Fun with Emacs Calc

The Challenge

Jon over at Irreal’s Emacs blog posted an interesting solution to a challenge raised by Xah Lee:

How do you convert a string like this 37°26′36.42″N 06°15′14.28″W into a decimal answer like this 37.44345 -6.25396.

First off, I’m not sure Xah’s example answer is entirely correct; my understanding of latitude and longitude is limited to what I can google, and if I type the original degrees, minutes and seconds into this tool by the U.S. FCC it returns 37.44345 6.25396.

Anyway, on with the challenge. Jon’s solution is very interesting, but it got me thinking: surely Emacs has the facility in place to do this already? It’s Emacs, right? Right.

Fun with Emacs Calc

Emacs is equipped with a really, really awesome and spiffy RPN calculator (HP calculator fans, rejoice) capable of manifold things like algebraic and symbolic manipulation; matrix manipulation; conversion routines and much, much more. It’s truly wonderful but really complex, but it does come with a really nice Info manual (type C-h i g (calc) and check it out.) It’s a shame so few people know about its potential, as it’s basically a much simpler version of Mathematica, or even Wolfram Alpha (arguably you’ll have as much trouble telling Calc what you want as you would Wolfram Alpha…)

Anyway, I figured the Emacs calculator would have a facility in place for converting Deg-Min-Sec to decimal form, and sure enough, it does.

To try it out, type C-x * * and the calculator will open. Two windows will appear: the calculator mode and the trail containing a trail – a history – of commands and actions. The first thing we need to do is switch the calculator to “HMS” mode so we can try it out. To do this, type m h in the mode (the left) window and the modeline will change and say something like Calc: 12 Hms. The 12 is the floating point precision.

Next, type in the expression, replacing the unicode symbols above with @ for degrees; ' for minutes; and " for seconds. If you typed it in correctly, it will appear in the calculator window.

All we have to do now is convert it. Calc can convert between a wide range of units and systems, but we only care about decimals. Type c d and Calc will convert it to a decimal number. If you entered 37@26'36.42" you should see 37.44345 appear in its place.

OK, so we know it can do it, but how do we weaponize it? It so happens that Calc comes with a neat, little (though underdocumented) command called calc-eval.

Entering IELM, M-x ielm, we can query the calculator in real time:

ELISP> (calc-eval "1+2")
"3"

Yep. It does work. The hardest part about using it is mapping the “algebraic” notation used above with the indirect, keybinding-based input you use in the RPN calculator. Thankfully, the manual and (often) the trail will tell you the name of the function you are calling.
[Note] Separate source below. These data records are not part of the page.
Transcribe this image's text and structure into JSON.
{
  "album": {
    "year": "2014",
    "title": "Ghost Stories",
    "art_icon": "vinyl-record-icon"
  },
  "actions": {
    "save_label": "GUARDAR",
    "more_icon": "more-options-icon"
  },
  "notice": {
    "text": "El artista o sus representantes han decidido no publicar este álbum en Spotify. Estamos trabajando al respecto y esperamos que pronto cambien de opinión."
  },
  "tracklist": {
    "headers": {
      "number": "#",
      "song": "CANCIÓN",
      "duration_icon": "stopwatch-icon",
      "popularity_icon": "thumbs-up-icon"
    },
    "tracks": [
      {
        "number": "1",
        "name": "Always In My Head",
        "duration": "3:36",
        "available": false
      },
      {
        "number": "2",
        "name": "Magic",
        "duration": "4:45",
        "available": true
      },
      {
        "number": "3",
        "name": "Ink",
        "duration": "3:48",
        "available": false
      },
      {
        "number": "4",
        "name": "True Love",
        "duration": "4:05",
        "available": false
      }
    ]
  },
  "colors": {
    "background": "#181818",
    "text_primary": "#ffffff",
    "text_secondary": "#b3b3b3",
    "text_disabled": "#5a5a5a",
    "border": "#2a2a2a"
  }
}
Let’s digress a little so I can show you how neat this calculator actually is: solving the elementary equation 2x+5=10. In the calculator, type m a to go to algebraic mode; next, type (2x + 5 = 10) – don’t forget the brackets – and it should appear as an equation. Finally, type a S to “solve for” a variable – and when prompted, answer x. The answer will appear in your calculator window. How awesome is that?

Back to the challenge. Calling the “convert to degrees” function is what we need to do, and the answer is hidden in the trail – it’s called deg.

Putting it all together, and we get:

ELISP> (calc-eval "deg(37@ 26' 36.42\")")
"37.44345"

That looks right. But the original challenge said that we had to take a string, like the one given above, and map that. So here’s my solution:

(defun hms-to-dec (hms-str)
  (let ((hms (split-string hms-str "[°′″NW ]" t)))
    (flet ((to-deg ()
                   (string-to-number
                    (calc-eval (format "deg(%s@ %s' %s\")"
                                       (pop hms) (pop hms) (pop hms))))))
      (list (to-deg) (to-deg)))))

Calling it from IELM yields the following answer:

ELISP> (hms-to-dec "37°26′36.42″N 06°15′14.28″W")
(37.44345 6.25396666667)

Looks good to me. Job done, and a fun challenge.